Sorrio, apanhando a pizza e a sacola.

— Como você...

— Eu sei quando você não está bem, Katniss — responde, me analisando. — Eu ouvi sua voz no telefone... e pensei que gostaria de um kit de sobrevivência — sorri para mim. Os sorrisos de Ren são um ótimo remédio para dias nebulosos. — O que foi que aconteceu?

— Eu só estou... cansada — talvez essa seja a palavra exata para definir o meu dia, um enorme cansaço.

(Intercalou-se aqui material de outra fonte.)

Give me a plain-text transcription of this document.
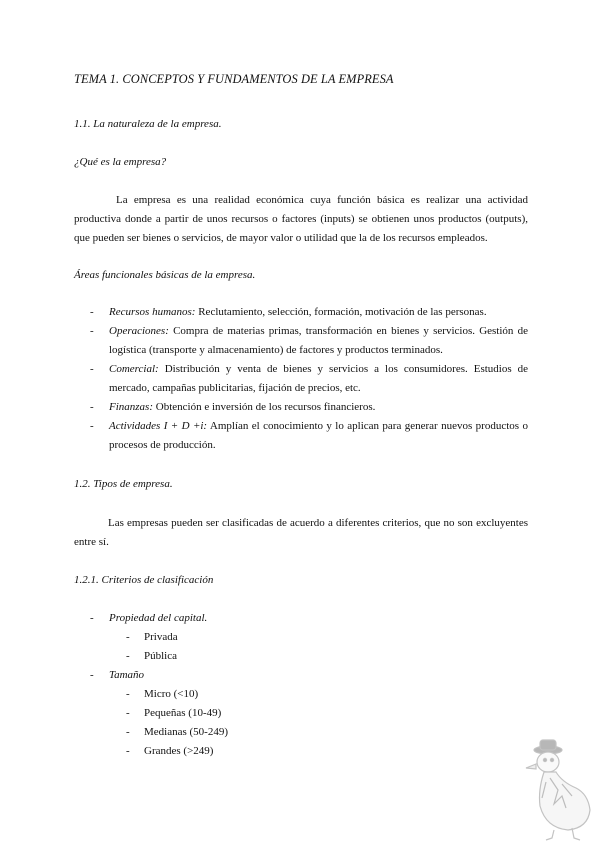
TEMA 1. CONCEPTOS Y FUNDAMENTOS DE LA EMPRESA
1.1. La naturaleza de la empresa.
¿Qué es la empresa?

La empresa es una realidad económica cuya función básica es realizar una actividad productiva donde a partir de unos recursos o factores (inputs) se obtienen unos productos (outputs), que pueden ser bienes o servicios, de mayor valor o utilidad que la de los recursos empleados.

Áreas funcionales básicas de la empresa.
- Recursos humanos: Reclutamiento, selección, formación, motivación de las personas.
- Operaciones: Compra de materias primas, transformación en bienes y servicios. Gestión de logística (transporte y almacenamiento) de factores y productos terminados.
- Comercial: Distribución y venta de bienes y servicios a los consumidores. Estudios de mercado, campañas publicitarias, fijación de precios, etc.
- Finanzas: Obtención e inversión de los recursos financieros.
- Actividades I + D +i: Amplían el conocimiento y lo aplican para generar nuevos productos o procesos de producción.
1.2. Tipos de empresa.

Las empresas pueden ser clasificadas de acuerdo a diferentes criterios, que no son excluyentes entre sí.

1.2.1. Criterios de clasificación
- Propiedad del capital.
- Privada
- Pública
- Tamaño
- Micro (<10)
- Pequeñas (10-49)
- Medianas (50-249)
- Grandes (>249)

Hoje foi um daqueles dias intermináveis, em que tudo parecia dar errado. Primeiro, meu encontro com Peeta. Eu não estava preparada nenhum um pouco para revê-lo. Nem um pouco mesmo. Foi como uma prova surpresa, uma prova que eu não gostei nenhum um pouco. Afinal, quem gosta de gosta de provas? Ainda mais surpresas. Depois, para completar meu dia, ao chegar em casa, encontrei um aviso para eu desocupar o apartamento até o final de semana. Ou seja, oficialmente, sou uma garota sem teto. O que eu vou fazer?

Ren continua me analisando. Seus olhos, às vezes, suspeito, conseguem ler minha mente. Ele é ótimo em saber o que se passa na mente das pessoas, principalmente na minha.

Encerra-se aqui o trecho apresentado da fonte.